Define a Requester struct with properties like user_agent and delay_ms (for request delays). Example code:

use reqwest::{Client, RequestBuilder};
use std::time::Duration;

#[derive(Clone)]
pub struct Requester {
    client: Client,
    pub user_agent: String,
    pub delay_ms: u64,
}

impl Requester {
    pub fn new(user_agent: &str, delay_ms: u64) -> Self {
        let client = Client::builder()
            .user_agent(user_agent)
            .build()
            .unwrap();

        Self {
            client,
            user_agent: user_agent.to_string(),
            delay_ms,
        }
    }

    pub fn build_request(&self, url: &str) -> RequestBuilder {
        self.client.get(url)
    }
}

Fetcher

The Fetcher asynchronously executes HTTP requests using tokio and reqwest.

Define a Fetcher struct that utilizes Requester to perform requests. Example code:

use crate::requester::Requester; 
use tokio::time::{sleep, Duration};

pub struct Fetcher;

impl Fetcher {
    pub async fn fetch(requester: &Requester, url: &str) -> Option<String> {
        sleep(Duration::from_millis(requester.delay_ms)).await;

        let request = requester.build_request(url);

        match request.send().await {
            Ok(resp) => match resp.text().await {
                Ok(body) => Some(body),
                Err(e) => {
                    eprintln!("failed to read response: {e:?}");
                    None
                }
            },
            Err(e) => {
                eprintln!("failed to request: {e:?}");
                None
            }
        }
    }
}

Parser

The Parser processes HTML responses to extract target data and new links, leveraging scraper for parsing.

To accommodate diverse websites, abstract the Parser as a trait and implement specific parsers for different tasks. Example code:

use async_trait::async_trait;

#[async_trait]
pub trait Parser: Send + Sync {
    async fn parse(&self, html: &str) -> ParseResult;
}

pub struct ParseResult {
    pub data: Vec<String>,
    pub new_links: Vec<String>
}

Pipeline

The Pipeline asynchronously stores structured data, such as saving it to a database.

Given the variety of storage options, define Pipeliner as a trait. Example code:

use async_trait::async_trait;

#[async_trait]
pub trait Pipeline: Send + Sync {
    async fn process(&self, data: Vec<T>);
}

Scheduler

The Scheduler manages crawler task scheduling, serving as the core module. It uses tokio::sync::mpsc for task queues and dashmap for URL deduplication.

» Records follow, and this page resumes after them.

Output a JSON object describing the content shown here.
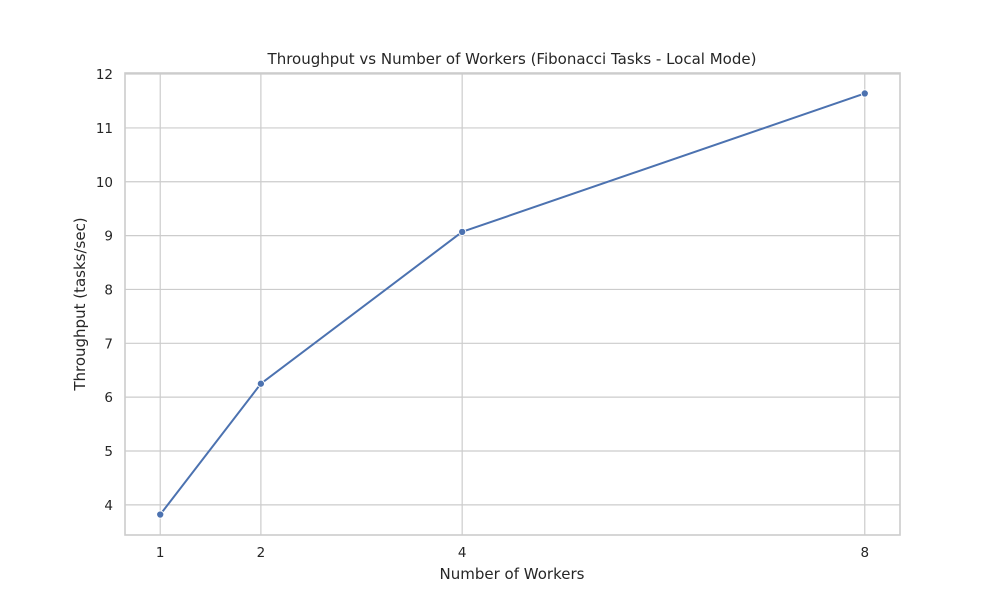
{
  "chart_data": {
    "type": "line",
    "title": "Throughput vs Number of Workers (Fibonacci Tasks - Local Mode)",
    "xlabel": "Number of Workers",
    "ylabel": "Throughput (tasks/sec)",
    "x": [
      1,
      2,
      4,
      8
    ],
    "series": [
      {
        "values": [
          3.82,
          6.25,
          9.07,
          11.64
        ],
        "color": "#4c72b0"
      }
    ],
    "xticks": [
      1,
      2,
      4,
      8
    ],
    "xtick_labels": [
      "1",
      "2",
      "4",
      "8"
    ],
    "yticks": [
      4,
      5,
      6,
      7,
      8,
      9,
      10,
      11,
      12
    ],
    "ytick_labels": [
      "4",
      "5",
      "6",
      "7",
      "8",
      "9",
      "10",
      "11",
      "12"
    ],
    "xlim": [
      0.65,
      8.35
    ],
    "ylim": [
      3.44,
      12.02
    ],
    "grid": true,
    "markers": true,
    "background": "#ffffff",
    "grid_color": "#cccccc",
    "spine_color": "#cccccc",
    "text_color": "#262626"
  }
}
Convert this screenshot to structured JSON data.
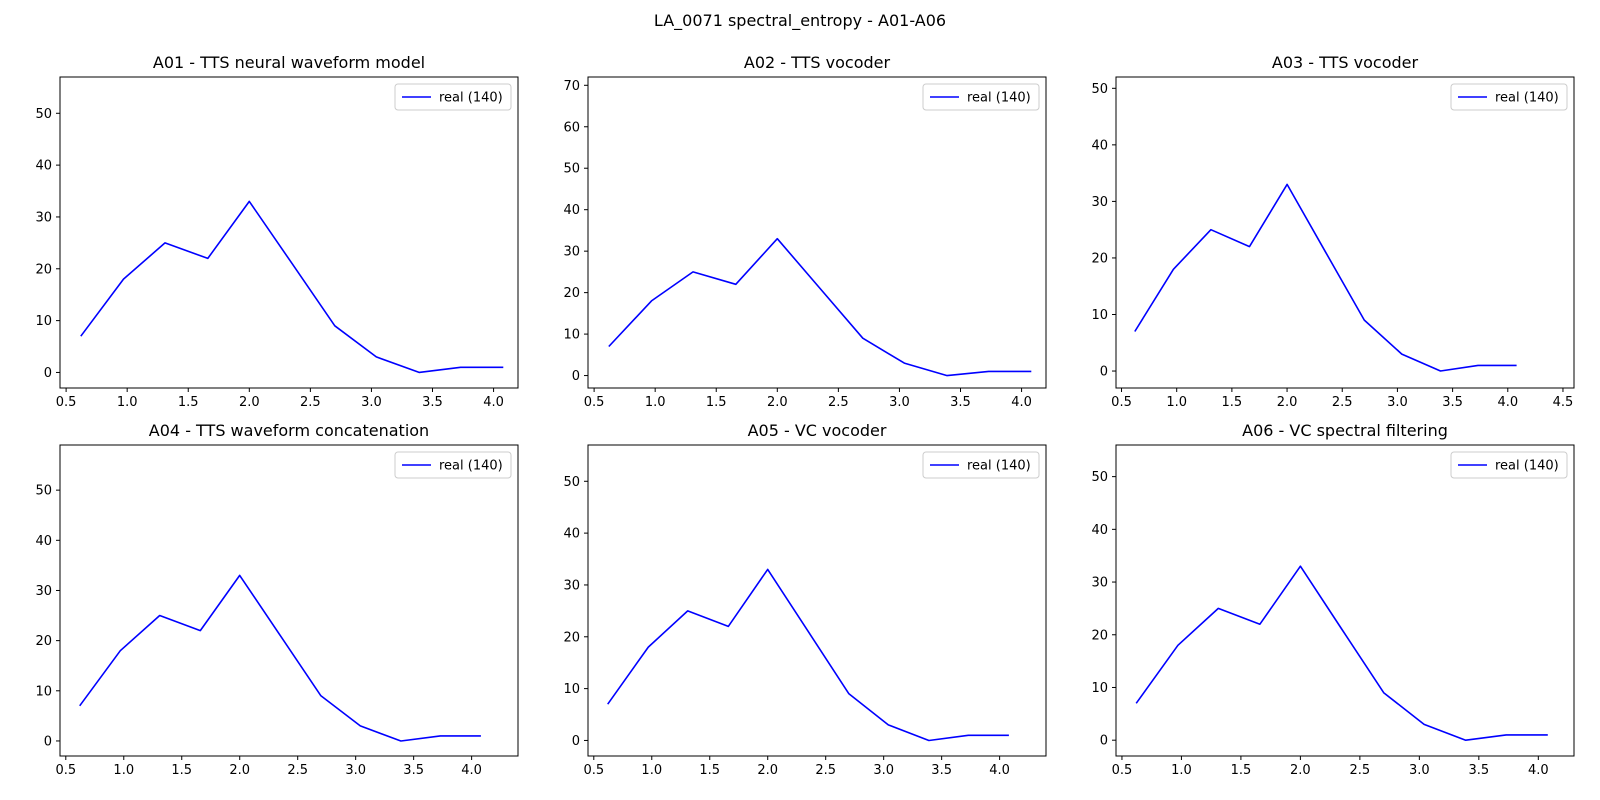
{
  "suptitle": "LA_0071 spectral_entropy - A01-A06",
  "colors": {
    "series": "#0000ff",
    "axes": "#000000",
    "legend_border": "#cccccc"
  },
  "chart_data": [
    {
      "type": "line",
      "title": "A01 - TTS neural waveform model",
      "xlim": [
        0.45,
        4.2
      ],
      "ylim": [
        -3,
        57
      ],
      "xticks": [
        "0.5",
        "1.0",
        "1.5",
        "2.0",
        "2.5",
        "3.0",
        "3.5",
        "4.0"
      ],
      "yticks": [
        "0",
        "10",
        "20",
        "30",
        "40",
        "50"
      ],
      "legend_position": "top-right",
      "series": [
        {
          "name": "real (140)",
          "x": [
            0.62,
            0.97,
            1.31,
            1.66,
            2.0,
            2.35,
            2.7,
            3.04,
            3.39,
            3.73,
            4.08
          ],
          "y": [
            7,
            18,
            25,
            22,
            33,
            21,
            9,
            3,
            0,
            1,
            1
          ]
        }
      ]
    },
    {
      "type": "line",
      "title": "A02 - TTS vocoder",
      "xlim": [
        0.45,
        4.2
      ],
      "ylim": [
        -3,
        72
      ],
      "xticks": [
        "0.5",
        "1.0",
        "1.5",
        "2.0",
        "2.5",
        "3.0",
        "3.5",
        "4.0"
      ],
      "yticks": [
        "0",
        "10",
        "20",
        "30",
        "40",
        "50",
        "60",
        "70"
      ],
      "legend_position": "top-right",
      "series": [
        {
          "name": "real (140)",
          "x": [
            0.62,
            0.97,
            1.31,
            1.66,
            2.0,
            2.35,
            2.7,
            3.04,
            3.39,
            3.73,
            4.08
          ],
          "y": [
            7,
            18,
            25,
            22,
            33,
            21,
            9,
            3,
            0,
            1,
            1
          ]
        }
      ]
    },
    {
      "type": "line",
      "title": "A03 - TTS vocoder",
      "xlim": [
        0.45,
        4.6
      ],
      "ylim": [
        -3,
        52
      ],
      "xticks": [
        "0.5",
        "1.0",
        "1.5",
        "2.0",
        "2.5",
        "3.0",
        "3.5",
        "4.0",
        "4.5"
      ],
      "yticks": [
        "0",
        "10",
        "20",
        "30",
        "40",
        "50"
      ],
      "legend_position": "top-right",
      "series": [
        {
          "name": "real (140)",
          "x": [
            0.62,
            0.97,
            1.31,
            1.66,
            2.0,
            2.35,
            2.7,
            3.04,
            3.39,
            3.73,
            4.08
          ],
          "y": [
            7,
            18,
            25,
            22,
            33,
            21,
            9,
            3,
            0,
            1,
            1
          ]
        }
      ]
    },
    {
      "type": "line",
      "title": "A04 - TTS waveform concatenation",
      "xlim": [
        0.45,
        4.4
      ],
      "ylim": [
        -3,
        59
      ],
      "xticks": [
        "0.5",
        "1.0",
        "1.5",
        "2.0",
        "2.5",
        "3.0",
        "3.5",
        "4.0"
      ],
      "yticks": [
        "0",
        "10",
        "20",
        "30",
        "40",
        "50"
      ],
      "legend_position": "top-right",
      "series": [
        {
          "name": "real (140)",
          "x": [
            0.62,
            0.97,
            1.31,
            1.66,
            2.0,
            2.35,
            2.7,
            3.04,
            3.39,
            3.73,
            4.08
          ],
          "y": [
            7,
            18,
            25,
            22,
            33,
            21,
            9,
            3,
            0,
            1,
            1
          ]
        }
      ]
    },
    {
      "type": "line",
      "title": "A05 - VC vocoder",
      "xlim": [
        0.45,
        4.4
      ],
      "ylim": [
        -3,
        57
      ],
      "xticks": [
        "0.5",
        "1.0",
        "1.5",
        "2.0",
        "2.5",
        "3.0",
        "3.5",
        "4.0"
      ],
      "yticks": [
        "0",
        "10",
        "20",
        "30",
        "40",
        "50"
      ],
      "legend_position": "top-right",
      "series": [
        {
          "name": "real (140)",
          "x": [
            0.62,
            0.97,
            1.31,
            1.66,
            2.0,
            2.35,
            2.7,
            3.04,
            3.39,
            3.73,
            4.08
          ],
          "y": [
            7,
            18,
            25,
            22,
            33,
            21,
            9,
            3,
            0,
            1,
            1
          ]
        }
      ]
    },
    {
      "type": "line",
      "title": "A06 - VC spectral filtering",
      "xlim": [
        0.45,
        4.3
      ],
      "ylim": [
        -3,
        56
      ],
      "xticks": [
        "0.5",
        "1.0",
        "1.5",
        "2.0",
        "2.5",
        "3.0",
        "3.5",
        "4.0"
      ],
      "yticks": [
        "0",
        "10",
        "20",
        "30",
        "40",
        "50"
      ],
      "legend_position": "top-right",
      "series": [
        {
          "name": "real (140)",
          "x": [
            0.62,
            0.97,
            1.31,
            1.66,
            2.0,
            2.35,
            2.7,
            3.04,
            3.39,
            3.73,
            4.08
          ],
          "y": [
            7,
            18,
            25,
            22,
            33,
            21,
            9,
            3,
            0,
            1,
            1
          ]
        }
      ]
    }
  ]
}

use tokio::sync::mpsc::{self, Sender, Receiver};
use dashmap::DashSet;
use std::sync::Arc;

pub struct Scheduler {
    seen: Arc<DashSet<String>>,
    sender: Sender<String>,
}

impl Scheduler {
    pub fn new(sender: Sender<String>) -> Self {
        Self {
            seen: Arc::new(DashSet::new()),
            sender,
        }
    }

    pub fn try_enqueue(&self, url: String) {
        if self.seen.insert(url.clone()) {
            let _ = self.sender.try_send(url);
        }
    }
}

Robustness Enhancements

While the above modules form the foundation, ensuring long-term stability and efficiency requires addressing the following aspects:

Retry Mechanism: Automatically retry failed requests due to network instability or invalid links, while logging failures.
Task Isolation: Use tokio::spawn to isolate tasks, preventing interference between them.
URL Validation: Pre-crawl URL validation to avoid unnecessary retries and ensure link integrity.

Performance Optimization

As the crawler scales, performance can be enhanced through:

Connection Reuse: Leverage reqwest‘s built-in hyper connection pooling for TCP reuse.
Multi-Task Scheduling: Split task queues across modules to improve throughput.
Distributed Deployment: Scale horizontally with multi-instance deployment, distributing URLs via message queues.
Incremental Crawling: Save crawl progress to resume efficiently after failures.

Conclusion

Rust’s focus on safety, speed, and concurrency provides system-level performance and memory safety guarantees. Coupled with its vibrant ecosystem, Rust empowers developers to build high-performance, stable, and scalable crawler systems.

This article dissected a crawler system into modular components, addressed robustness challenges, and proposed optimizations to meet evolving demands.